RAID Support is a must if we want server HW on Threefold

If we really wanto to create an AWS competitor, we need to have RAID support on ZeroOS, this way it would be easier to have Servers farming on Threefold, without RAID support it seems that we are creating a Cloud of Desktops, I think its important to make sure that a good part of this “cloud” is made os server grade HW. Why isnt there support for RAID?

We’ll I could be wrong but you may get raid like functionality by utilizing different nodes together. Quantum safe file system I believe it’s called

HI @farmingtech. RAID is a technology that has brought resilience and security to the IT industry. But it has some limitations that we at ThreeFold did not want to get stuck in. We developed a different (and more efficient way to store data reliably. Please have a look here.
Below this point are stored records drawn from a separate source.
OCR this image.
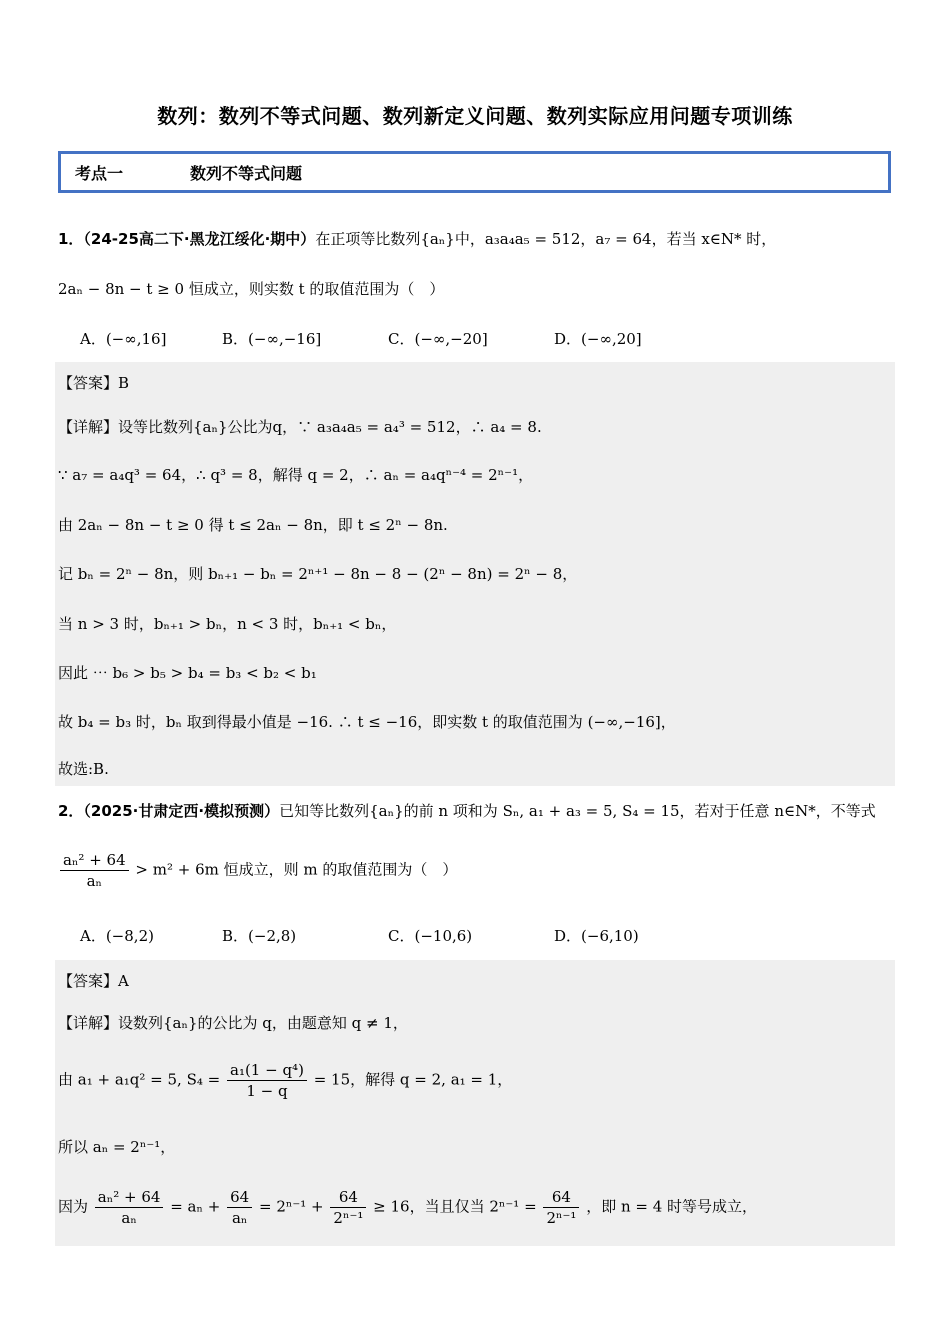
数列：数列不等式问题、数列新定义问题、数列实际应用问题专项训练
考点一	数列不等式问题
1．（24-25高二下·黑龙江绥化·期中）在正项等比数列{aₙ}中，a₃a₄a₅ = 512，a₇ = 64，若当 x∈N* 时，
2aₙ − 8n − t ≥ 0 恒成立，则实数 t 的取值范围为（　）
A．(−∞,16]	B．(−∞,−16]	C．(−∞,−20]	D．(−∞,20]
【答案】B
【详解】设等比数列{aₙ}公比为q，∵ a₃a₄a₅ = a₄³ = 512，∴ a₄ = 8.
∵ a₇ = a₄q³ = 64，∴ q³ = 8，解得 q = 2，∴ aₙ = a₄qⁿ⁻⁴ = 2ⁿ⁻¹，
由 2aₙ − 8n − t ≥ 0 得 t ≤ 2aₙ − 8n，即 t ≤ 2ⁿ − 8n.
记 bₙ = 2ⁿ − 8n，则 bₙ₊₁ − bₙ = 2ⁿ⁺¹ − 8n − 8 − (2ⁿ − 8n) = 2ⁿ − 8，
当 n > 3 时，bₙ₊₁ > bₙ，n < 3 时，bₙ₊₁ < bₙ，
因此 ⋯ b₆ > b₅ > b₄ = b₃ < b₂ < b₁
故 b₄ = b₃ 时，bₙ 取到得最小值是 −16. ∴ t ≤ −16，即实数 t 的取值范围为 (−∞,−16]，
故选:B.
2．（2025·甘肃定西·模拟预测）已知等比数列{aₙ}的前 n 项和为 Sₙ, a₁ + a₃ = 5, S₄ = 15，若对于任意 n∈N*，不等式
$\frac{\text{aₙ² + 64}}{\text{aₙ}} > m^2 + 6m$ 恒成立，则 m 的取值范围为（　）
A．(−8,2)	B．(−2,8)	C．(−10,6)	D．(−6,10)
【答案】A
【详解】设数列{aₙ}的公比为 q，由题意知 q ≠ 1，
由 a₁ + a₁q² = 5, $S_4 = \frac{\text{a₁(1 − q⁴)}}{1 - q} = 15$，解得 q = 2, a₁ = 1，
所以 aₙ = 2ⁿ⁻¹，
因为 $\frac{\text{aₙ² + 64}}{\text{aₙ}} = a_n + \frac{64}{\text{aₙ}} = 2^{n-1} + \frac{64}{\text{2ⁿ⁻¹}} \ge 16$，当且仅当 $2^{n-1} = \frac{64}{\text{2ⁿ⁻¹}}$ ，即 n = 4 时等号成立，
This Quantum Safe Storage overcomes some of the shortfalls of RAID and is able to work over multiple nodes geographically spread on the TF Grid.

2 Likes

HI, Quantum Safe seems to be a good technology, but doesnt really replace RAID, i think it works more like a geografical “copy”, RAID is resilience and uptime for the node.

Most servers will be used, with used Disks, with RAID we can mantain uptime a data on the server even if disks fail, we can also improve speed .

Quantum Safe Healing, will have its drawbacks, RAID decreases the need for said healing, in thousands of servers, there will allways be some Servers with bad Disks.

Its of course a choice to no include the RAID drivers, but having to disable a key componente of a server doenst seem to be the best way for geting the trust of the end clients.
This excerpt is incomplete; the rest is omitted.